Precision Public Health: Machine learning for risk prediction, mobile health technologies for remote monitoring, and policy modeling for sustainable service delivery.

Global Health Genetics: Comparative studies across consanguineous populations, cross-cultural genetic literacy interventions, and international collaboration for rare variant discovery.

Translational research pipeline.

Short-term (1–2 years): Validation studies, clinical decision support tools, and economic evaluations.

Medium-term (3–5 years): Randomized trials, implementation research, policy development.

Long-term (5 + years): Population impact assessment, sustainable delivery models, global knowledge translation.

Policy recommendations and performance metrics.

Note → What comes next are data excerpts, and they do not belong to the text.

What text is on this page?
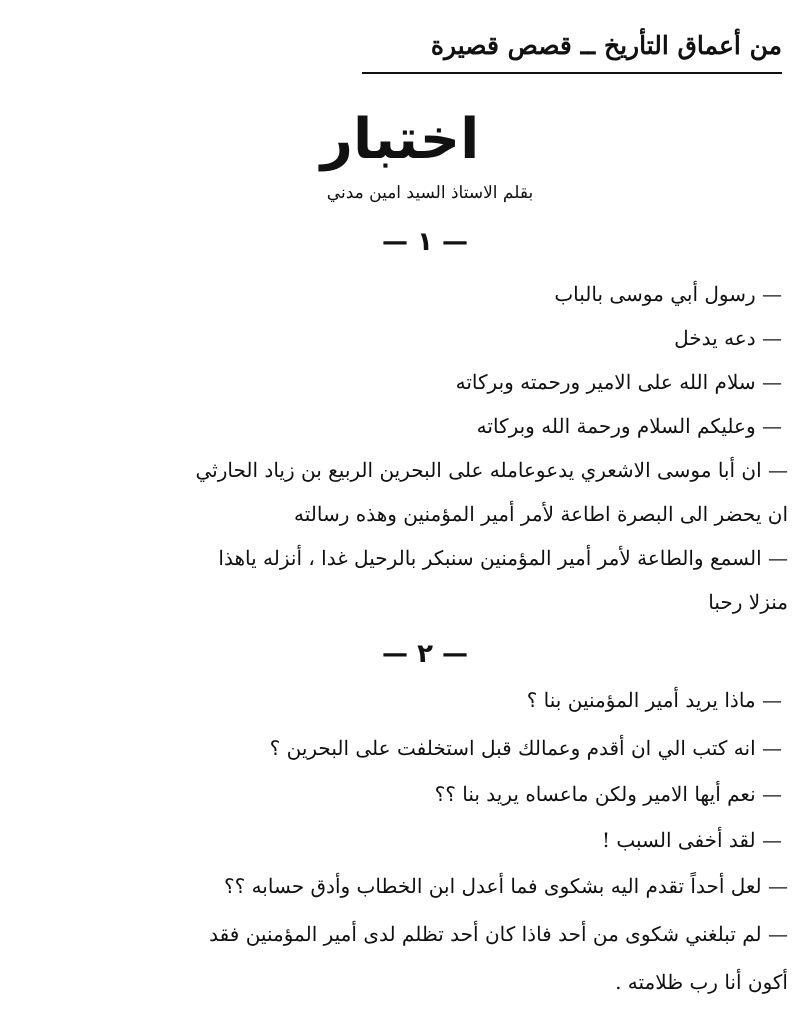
من أعماق التأريخ ــ قصص قصيرة
اختبار
بقلم الاستاذ السيد امين مدني
— ١ —
— رسول أبي موسى بالباب
— دعه يدخل
— سلام الله على الامير ورحمته وبركاته
— وعليكم السلام ورحمة الله وبركاته
— ان أبا موسى الاشعري يدعوعامله على البحرين الربيع بن زياد الحارثي
ان يحضر الى البصرة اطاعة لأمر أمير المؤمنين وهذه رسالته
— السمع والطاعة لأمر أمير المؤمنين سنبكر بالرحيل غدا ، أنزله ياهذا
منزلا رحبا
— ٢ —
— ماذا يريد أمير المؤمنين بنا ؟
— انه كتب الي ان أقدم وعمالك قبل استخلفت على البحرين ؟
— نعم أيها الامير ولكن ماعساه يريد بنا ؟؟
— لقد أخفى السبب !
— لعل أحداً تقدم اليه بشكوى فما أعدل ابن الخطاب وأدق حسابه ؟؟
— لم تبلغني شكوى من أحد فاذا كان أحد تظلم لدى أمير المؤمنين فقد
أكون أنا رب ظلامته .
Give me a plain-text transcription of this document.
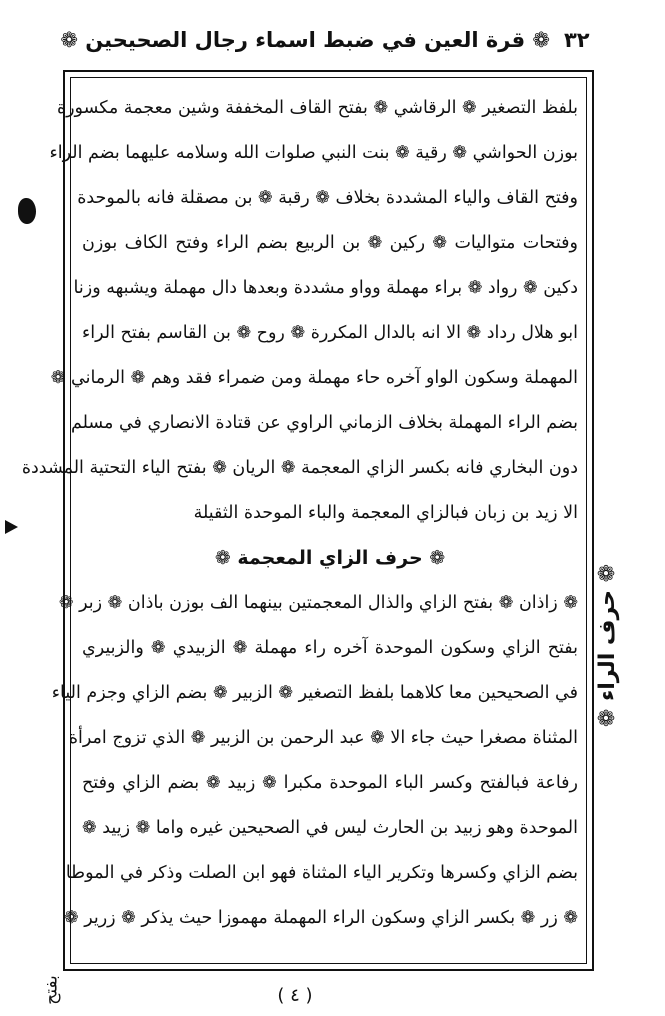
٣٢
❁ قرة العين في ضبط اسماء رجال الصحيحين ❁
بلفظ التصغير ❁ الرقاشي ❁ بفتح القاف المخففة وشين معجمة مكسورة
بوزن الحواشي ❁ رقية ❁ بنت النبي صلوات الله وسلامه عليهما بضم الراء
وفتح القاف والياء المشددة بخلاف ❁ رقبة ❁ بن مصقلة فانه بالموحدة
وفتحات متواليات ❁ ركين ❁ بن الربيع بضم الراء وفتح الكاف بوزن
دكين ❁ رواد ❁ براء مهملة وواو مشددة وبعدها دال مهملة ويشبهه وزنا
ابو هلال رداد ❁ الا انه بالدال المكررة ❁ روح ❁ بن القاسم بفتح الراء
المهملة وسكون الواو آخره حاء مهملة ومن ضمراء فقد وهم ❁ الرماني ❁
بضم الراء المهملة بخلاف الزماني الراوي عن قتادة الانصاري في مسلم
دون البخاري فانه بكسر الزاي المعجمة ❁ الريان ❁ بفتح الياء التحتية المشددة
الا زيد بن زبان فبالزاي المعجمة والباء الموحدة الثقيلة
❁ حرف الزاي المعجمة ❁
❁ زاذان ❁ بفتح الزاي والذال المعجمتين بينهما الف بوزن باذان ❁ زبر ❁
بفتح الزاي وسكون الموحدة آخره راء مهملة ❁ الزبيدي ❁ والزبيري
في الصحيحين معا كلاهما بلفظ التصغير ❁ الزبير ❁ بضم الزاي وجزم الياء
المثناة مصغرا حيث جاء الا ❁ عبد الرحمن بن الزبير ❁ الذي تزوج امرأة
رفاعة فبالفتح وكسر الباء الموحدة مكبرا ❁ زبيد ❁ بضم الزاي وفتح
الموحدة وهو زبيد بن الحارث ليس في الصحيحين غيره واما ❁ زييد ❁
بضم الزاي وكسرها وتكرير الياء المثناة فهو ابن الصلت وذكر في الموطا
❁ زر ❁ بكسر الزاي وسكون الراء المهملة مهموزا حيث يذكر ❁ زرير ❁
❁ حرف الراء ❁
بفتح	( ٤ )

1. Integrated Genetic Service Delivery
   1. Tiered counseling system (from community workers to specialists)
   2. Electronic health record flags for high-risk families
   3. Primary care physician training in genetic risk assessment.
2. National Screening Strategy
   
   1. Phase 1: High-prevalence districts (years 1–2)
   2. Phase 2: Regional expansion (years 3–5)
   3. Phase 3: National coverage (years 6+)
   Key performance indicators:
   1. - 40% reduction in consanguinity-associated mortality within 10 years
   2. - 80% coverage of genetic counseling for at-risk couples
   3. - 75% 5-year survival rate for hemoglobinopathies
   4. - 50% reduction in economic burden per DALY

The time for strategic action is now—the health of future generations depends on implementing these evidence-based interventions informed by rigorous longitudinal research. By addressing both the immediate clinical needs and underlying genetic risks, healthcare systems can significantly improve survival and quality of life for affected children while reducing the long-term economic burden on families and communities.